Research

Clinical whole genome sequencing

Population scaling genome sequencing such as > 1 million volunteers of the precision medicine initiative will highlight phenotype-associated genomic variants. Analytical validity of genome sequencing is not satisfactory yet, in part due to analytic pipelines.

1. False positives and false negatives in genomic variant calling:

Monoploid representation of the human reference genome is one of the largest sources of erroneous variant calling, especially for the individuals of non-European ancestry. Short read mapping and variant calling procedures add additional biases. Ensemble and/or joint variant calling approaches can be an immediate solution but with a significant cost of computation. We are sorting out the sources of inaccurate variant calling for whole genome sequencing to find current best approach. 

2. Predicting impact of genomic variants:

Population specific allele frequency of each variant is one of the most useful information in predicting variant impact. Such information should be effectively combined with the other sources of variant annotation.

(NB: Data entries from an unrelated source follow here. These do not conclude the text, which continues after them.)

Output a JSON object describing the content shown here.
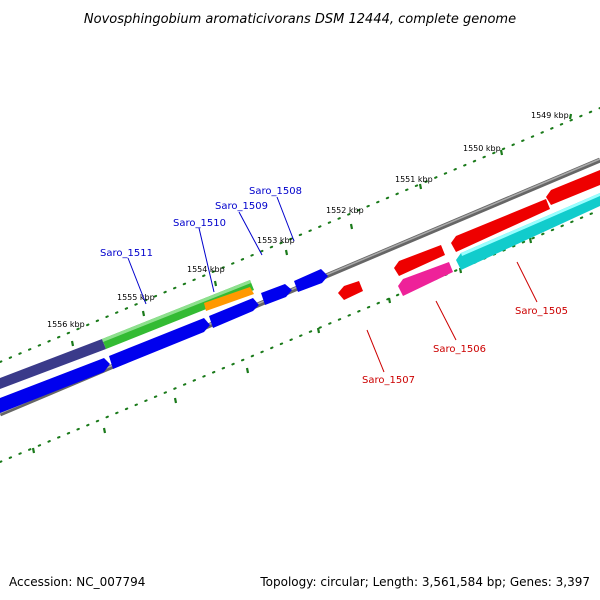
{
  "title": "Novosphingobium aromaticivorans DSM 12444, complete genome",
  "footer": {
    "accession": "Accession: NC_007794",
    "summary": "Topology: circular; Length: 3,561,584 bp; Genes: 3,397"
  },
  "kbp_labels": [
    "1549 kbp",
    "1550 kbp",
    "1551 kbp",
    "1552 kbp",
    "1553 kbp",
    "1554 kbp",
    "1555 kbp",
    "1556 kbp"
  ],
  "genes_forward": [
    "Saro_1511",
    "Saro_1510",
    "Saro_1509",
    "Saro_1508"
  ],
  "genes_reverse": [
    "Saro_1507",
    "Saro_1506",
    "Saro_1505"
  ],
  "colors": {
    "forward_label": "#0000cc",
    "reverse_label": "#cc0000",
    "tick": "#1a7a1a",
    "backbone": "#7a7a7a",
    "blue_cds": "#0000ee",
    "red_cds": "#ee0000",
    "green_cds": "#33bb33",
    "orange_cds": "#ff9900",
    "navy_cds": "#3a3a8a",
    "magenta_cds": "#ee2299",
    "cyan_cds": "#11cccc"
  }
}
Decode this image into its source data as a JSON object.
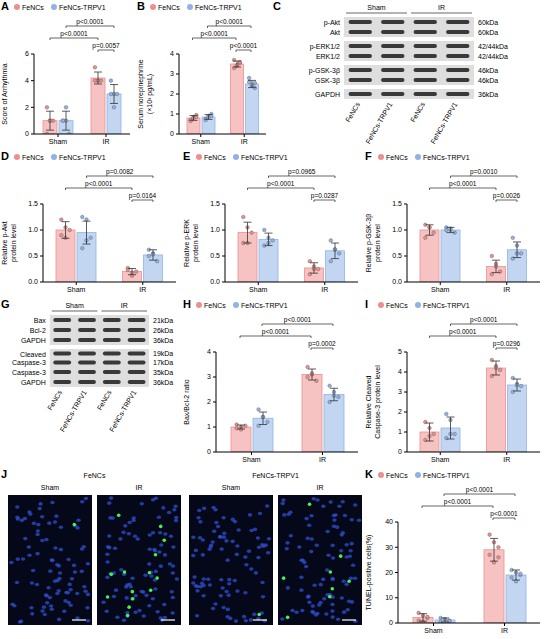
{
  "chart_data": [
    {
      "panel": "A",
      "type": "bar",
      "y_label": "Score of Arrhythmia",
      "categories": [
        "Sham",
        "IR"
      ],
      "ylim": [
        0,
        6
      ],
      "yticks": [
        0,
        2,
        4,
        6
      ],
      "legend": "top",
      "series": [
        {
          "name": "FeNCs",
          "color": "#ee8f8f",
          "values": [
            1.0,
            4.2
          ],
          "errors": [
            0.71,
            0.45
          ],
          "points": [
            [
              2,
              1,
              1,
              0,
              1
            ],
            [
              5,
              4,
              4,
              4,
              4
            ]
          ]
        },
        {
          "name": "FeNCs-TRPV1",
          "color": "#8fb3e6",
          "values": [
            1.0,
            3.0
          ],
          "errors": [
            0.71,
            0.71
          ],
          "points": [
            [
              1,
              1,
              0,
              1,
              2
            ],
            [
              4,
              3,
              3,
              3,
              2
            ]
          ]
        }
      ],
      "annotations": [
        {
          "text": "p=0.0057",
          "from": [
            1,
            0
          ],
          "to": [
            1,
            1
          ]
        },
        {
          "text": "p<0.0001",
          "from": [
            0,
            0
          ],
          "to": [
            1,
            0
          ]
        },
        {
          "text": "p<0.0001",
          "from": [
            0,
            1
          ],
          "to": [
            1,
            1
          ]
        }
      ]
    },
    {
      "panel": "B",
      "type": "bar",
      "y_label": "Serum norepinephrine (×10³ pg/mL)",
      "categories": [
        "Sham",
        "IR"
      ],
      "ylim": [
        0,
        4
      ],
      "yticks": [
        0,
        1,
        2,
        3,
        4
      ],
      "legend": "top",
      "series": [
        {
          "name": "FeNCs",
          "color": "#ee8f8f",
          "values": [
            0.8,
            3.5
          ],
          "errors": [
            0.12,
            0.15
          ],
          "points": [
            [
              0.7,
              0.85,
              0.95,
              0.65,
              0.8,
              0.85
            ],
            [
              3.7,
              3.4,
              3.55,
              3.3,
              3.45,
              3.6
            ]
          ]
        },
        {
          "name": "FeNCs-TRPV1",
          "color": "#8fb3e6",
          "values": [
            0.85,
            2.5
          ],
          "errors": [
            0.12,
            0.18
          ],
          "points": [
            [
              0.75,
              0.9,
              1.0,
              0.7,
              0.85,
              0.9
            ],
            [
              2.8,
              2.4,
              2.3,
              2.6,
              2.45,
              2.55
            ]
          ]
        }
      ],
      "annotations": [
        {
          "text": "p<0.0001",
          "from": [
            1,
            0
          ],
          "to": [
            1,
            1
          ]
        },
        {
          "text": "p<0.0001",
          "from": [
            0,
            0
          ],
          "to": [
            1,
            0
          ]
        },
        {
          "text": "p<0.0001",
          "from": [
            0,
            1
          ],
          "to": [
            1,
            1
          ]
        }
      ]
    },
    {
      "panel": "D",
      "type": "bar",
      "y_label": "Relative p-Akt protein level",
      "categories": [
        "Sham",
        "IR"
      ],
      "ylim": [
        0,
        1.5
      ],
      "yticks": [
        {
          "value": 0,
          "label": "0.0"
        },
        0.5,
        {
          "value": 1,
          "label": "1.0"
        },
        1.5
      ],
      "legend": "top",
      "series": [
        {
          "name": "FeNCs",
          "color": "#ee8f8f",
          "values": [
            1.0,
            0.2
          ],
          "errors": [
            0.16,
            0.06
          ],
          "points": [
            [
              1.2,
              1.05,
              1.0,
              0.9,
              0.85
            ],
            [
              0.27,
              0.12,
              0.2,
              0.23,
              0.18
            ]
          ]
        },
        {
          "name": "FeNCs-TRPV1",
          "color": "#8fb3e6",
          "values": [
            0.95,
            0.52
          ],
          "errors": [
            0.22,
            0.1
          ],
          "points": [
            [
              1.25,
              1.2,
              0.85,
              0.65,
              0.8
            ],
            [
              0.62,
              0.55,
              0.4,
              0.5,
              0.53
            ]
          ]
        }
      ],
      "annotations": [
        {
          "text": "p=0.0164",
          "from": [
            1,
            0
          ],
          "to": [
            1,
            1
          ]
        },
        {
          "text": "p<0.0001",
          "from": [
            0,
            0
          ],
          "to": [
            1,
            0
          ]
        },
        {
          "text": "p=0.0082",
          "from": [
            0,
            1
          ],
          "to": [
            1,
            1
          ]
        }
      ]
    },
    {
      "panel": "E",
      "type": "bar",
      "y_label": "Relative p-ERK protein level",
      "categories": [
        "Sham",
        "IR"
      ],
      "ylim": [
        0,
        1.5
      ],
      "yticks": [
        {
          "value": 0,
          "label": "0.0"
        },
        0.5,
        {
          "value": 1,
          "label": "1.0"
        },
        1.5
      ],
      "legend": "top",
      "series": [
        {
          "name": "FeNCs",
          "color": "#ee8f8f",
          "values": [
            0.95,
            0.27
          ],
          "errors": [
            0.2,
            0.1
          ],
          "points": [
            [
              1.25,
              1.05,
              0.95,
              0.75,
              0.75
            ],
            [
              0.4,
              0.3,
              0.25,
              0.15,
              0.25
            ]
          ]
        },
        {
          "name": "FeNCs-TRPV1",
          "color": "#8fb3e6",
          "values": [
            0.82,
            0.6
          ],
          "errors": [
            0.12,
            0.15
          ],
          "points": [
            [
              1.0,
              0.85,
              0.8,
              0.7,
              0.75
            ],
            [
              0.8,
              0.62,
              0.55,
              0.4,
              0.63
            ]
          ]
        }
      ],
      "annotations": [
        {
          "text": "p=0.0287",
          "from": [
            1,
            0
          ],
          "to": [
            1,
            1
          ]
        },
        {
          "text": "p<0.0001",
          "from": [
            0,
            0
          ],
          "to": [
            1,
            0
          ]
        },
        {
          "text": "p=0.0965",
          "from": [
            0,
            1
          ],
          "to": [
            1,
            1
          ]
        }
      ]
    },
    {
      "panel": "F",
      "type": "bar",
      "y_label": "Relative p-GSK-3β protein level",
      "categories": [
        "Sham",
        "IR"
      ],
      "ylim": [
        0,
        1.5
      ],
      "yticks": [
        {
          "value": 0,
          "label": "0.0"
        },
        0.5,
        {
          "value": 1,
          "label": "1.0"
        },
        1.5
      ],
      "legend": "top",
      "series": [
        {
          "name": "FeNCs",
          "color": "#ee8f8f",
          "values": [
            1.0,
            0.3
          ],
          "errors": [
            0.1,
            0.12
          ],
          "points": [
            [
              1.1,
              1.05,
              0.95,
              0.85,
              1.05
            ],
            [
              0.5,
              0.3,
              0.2,
              0.15,
              0.35
            ]
          ]
        },
        {
          "name": "FeNCs-TRPV1",
          "color": "#8fb3e6",
          "values": [
            1.0,
            0.62
          ],
          "errors": [
            0.05,
            0.15
          ],
          "points": [
            [
              1.05,
              1.0,
              0.95,
              1.0,
              1.03
            ],
            [
              0.85,
              0.7,
              0.55,
              0.45,
              0.55
            ]
          ]
        }
      ],
      "annotations": [
        {
          "text": "p=0.0026",
          "from": [
            1,
            0
          ],
          "to": [
            1,
            1
          ]
        },
        {
          "text": "p<0.0001",
          "from": [
            0,
            0
          ],
          "to": [
            1,
            0
          ]
        },
        {
          "text": "p=0.0010",
          "from": [
            0,
            1
          ],
          "to": [
            1,
            1
          ]
        }
      ]
    },
    {
      "panel": "H",
      "type": "bar",
      "y_label": "Bax/Bcl-2 ratio",
      "categories": [
        "Sham",
        "IR"
      ],
      "ylim": [
        0,
        4
      ],
      "yticks": [
        0,
        1,
        2,
        3,
        4
      ],
      "legend": "top",
      "series": [
        {
          "name": "FeNCs",
          "color": "#ee8f8f",
          "values": [
            1.0,
            3.1
          ],
          "errors": [
            0.08,
            0.22
          ],
          "points": [
            [
              0.95,
              1.0,
              1.05,
              1.1,
              0.9
            ],
            [
              3.4,
              3.1,
              2.85,
              3.0,
              3.15
            ]
          ]
        },
        {
          "name": "FeNCs-TRPV1",
          "color": "#8fb3e6",
          "values": [
            1.35,
            2.3
          ],
          "errors": [
            0.25,
            0.25
          ],
          "points": [
            [
              1.7,
              1.4,
              1.2,
              1.05,
              1.4
            ],
            [
              2.65,
              2.4,
              2.2,
              2.0,
              2.25
            ]
          ]
        }
      ],
      "annotations": [
        {
          "text": "p=0.0002",
          "from": [
            1,
            0
          ],
          "to": [
            1,
            1
          ]
        },
        {
          "text": "p<0.0001",
          "from": [
            0,
            0
          ],
          "to": [
            1,
            0
          ]
        },
        {
          "text": "p<0.0001",
          "from": [
            0,
            1
          ],
          "to": [
            1,
            1
          ]
        }
      ]
    },
    {
      "panel": "I",
      "type": "bar",
      "y_label": "Relative Cleaved Caspase-3 protein level",
      "categories": [
        "Sham",
        "IR"
      ],
      "ylim": [
        0,
        5
      ],
      "yticks": [
        0,
        1,
        2,
        3,
        4,
        5
      ],
      "legend": "top",
      "series": [
        {
          "name": "FeNCs",
          "color": "#ee8f8f",
          "values": [
            1.0,
            4.2
          ],
          "errors": [
            0.45,
            0.35
          ],
          "points": [
            [
              1.5,
              1.2,
              0.9,
              0.6,
              0.8
            ],
            [
              4.6,
              4.3,
              4.1,
              3.8,
              4.2
            ]
          ]
        },
        {
          "name": "FeNCs-TRPV1",
          "color": "#8fb3e6",
          "values": [
            1.2,
            3.35
          ],
          "errors": [
            0.55,
            0.3
          ],
          "points": [
            [
              1.9,
              1.6,
              0.9,
              0.7,
              0.9
            ],
            [
              3.7,
              3.4,
              3.3,
              3.0,
              3.35
            ]
          ]
        }
      ],
      "annotations": [
        {
          "text": "p=0.0296",
          "from": [
            1,
            0
          ],
          "to": [
            1,
            1
          ]
        },
        {
          "text": "p<0.0001",
          "from": [
            0,
            0
          ],
          "to": [
            1,
            0
          ]
        },
        {
          "text": "p<0.0001",
          "from": [
            0,
            1
          ],
          "to": [
            1,
            1
          ]
        }
      ]
    },
    {
      "panel": "K",
      "type": "bar",
      "y_label": "TUNEL-positive cells(%)",
      "categories": [
        "Sham",
        "IR"
      ],
      "ylim": [
        0,
        40
      ],
      "yticks": [
        0,
        10,
        20,
        30,
        40
      ],
      "legend": "top",
      "series": [
        {
          "name": "FeNCs",
          "color": "#ee8f8f",
          "values": [
            2.2,
            29
          ],
          "errors": [
            1.5,
            4.5
          ],
          "points": [
            [
              4,
              3,
              2,
              1,
              0.5,
              2.5
            ],
            [
              35,
              32,
              30,
              27,
              24,
              26
            ]
          ]
        },
        {
          "name": "FeNCs-TRPV1",
          "color": "#8fb3e6",
          "values": [
            1.2,
            19
          ],
          "errors": [
            0.8,
            2
          ],
          "points": [
            [
              2,
              1.5,
              1,
              0.5,
              1.5,
              0.7
            ],
            [
              21,
              20,
              19,
              18,
              16.5,
              19.5
            ]
          ]
        }
      ],
      "annotations": [
        {
          "text": "p<0.0001",
          "from": [
            1,
            0
          ],
          "to": [
            1,
            1
          ]
        },
        {
          "text": "p<0.0001",
          "from": [
            0,
            0
          ],
          "to": [
            1,
            0
          ]
        },
        {
          "text": "p<0.0001",
          "from": [
            0,
            1
          ],
          "to": [
            1,
            1
          ]
        }
      ]
    }
  ],
  "blots": [
    {
      "panel": "C",
      "groups": [
        "Sham",
        "IR"
      ],
      "lanes": [
        "FeNCs",
        "FeNCs-TRPV1",
        "FeNCs",
        "FeNCs-TRPV1"
      ],
      "blocks": [
        [
          {
            "label": "p-Akt",
            "sizes": [
              "60kDa"
            ]
          },
          {
            "label": "Akt",
            "sizes": [
              "60kDa"
            ]
          }
        ],
        [
          {
            "label": "p-ERK1/2",
            "sizes": [
              "42/44kDa"
            ]
          },
          {
            "label": "ERK1/2",
            "sizes": [
              "42/44kDa"
            ]
          }
        ],
        [
          {
            "label": "p-GSK-3β",
            "sizes": [
              "46kDa"
            ]
          },
          {
            "label": "GSK-3β",
            "sizes": [
              "46kDa"
            ]
          }
        ],
        [
          {
            "label": "GAPDH",
            "sizes": [
              "36kDa"
            ]
          }
        ]
      ]
    },
    {
      "panel": "G",
      "groups": [
        "Sham",
        "IR"
      ],
      "lanes": [
        "FeNCs",
        "FeNCs-TRPV1",
        "FeNCs",
        "FeNCs-TRPV1"
      ],
      "blocks": [
        [
          {
            "label": "Bax",
            "sizes": [
              "21kDa"
            ]
          },
          {
            "label": "Bcl-2",
            "sizes": [
              "26kDa"
            ]
          },
          {
            "label": "GAPDH",
            "sizes": [
              "36kDa"
            ]
          }
        ],
        [
          {
            "label": "Cleaved Caspase-3",
            "sizes": [
              "19kDa",
              "17kDa"
            ]
          },
          {
            "label": "Caspase-3",
            "sizes": [
              "35kDa"
            ]
          },
          {
            "label": "GAPDH",
            "sizes": [
              "36kDa"
            ]
          }
        ]
      ]
    }
  ],
  "images": {
    "panel": "J",
    "columns": [
      {
        "title": "FeNCs",
        "panels": [
          "Sham",
          "IR"
        ]
      },
      {
        "title": "FeNCs-TRPV1",
        "panels": [
          "Sham",
          "IR"
        ]
      }
    ]
  }
}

The gNOME pipeline enables to prioritize variants of interests using a graphical user interface. It also enables to compare genome(s) to a group of genomes (population).  A fast annotation engine – gSearch – makes to process hundreds to thousands of genomes in a reasonable amount of time.

3. Polygenic scores:

Genetic burden can be summarized to unitless genetic risk scores using multiple genetic variants by comparing an individual’s score to population norm. Such polygenic scores can be used to identify subgroups of individuals with a similar profile. A multivariate statistical approach can help to define subgroups according to their genomic profiles.

Biomarkers of autism spectrum disorder

Autism spectrum disorder (ASD) is a group of neurodevelopmental disorders with unknown etiology for the majority of cases. To identify diagnostic, treatment, and prognostic biomarkers, genomic profiling has been extensively used over last several years.

1. Blood gene expression profiles in ASD:

Several hundreds of genes are differentially expressed in the patients with ASD compared to age and gender matched normally developing children. No single gene is consistently up or down regulated in a majority of patients; however, 20-30% of patients share similar gene expression changes. Clinical characteristics do not seem to explain the different between genomically similar groups. We are interrogating the other factors such as sequence variation and metabolic profiles that contribute the clustering of patients with ASD.

2. Metabolomic characteristics of ASD:

Recent twin studies on heritability have acknowledged that shared environmental factors may explain a larger proportion of the variance in liability (41-52%) relative to heritability (38%-49%). Therefore, the variance explained by genetic factors may be equal, or less than, that by environmental risk factors. We hypothesize that environmental exposures contributing to ASD create an exposure history reflected in transcriptome and environmental metabolomics profiles. The transcriptome-metabolome interaction study therefore provides an opportunity to understand etiologic factors.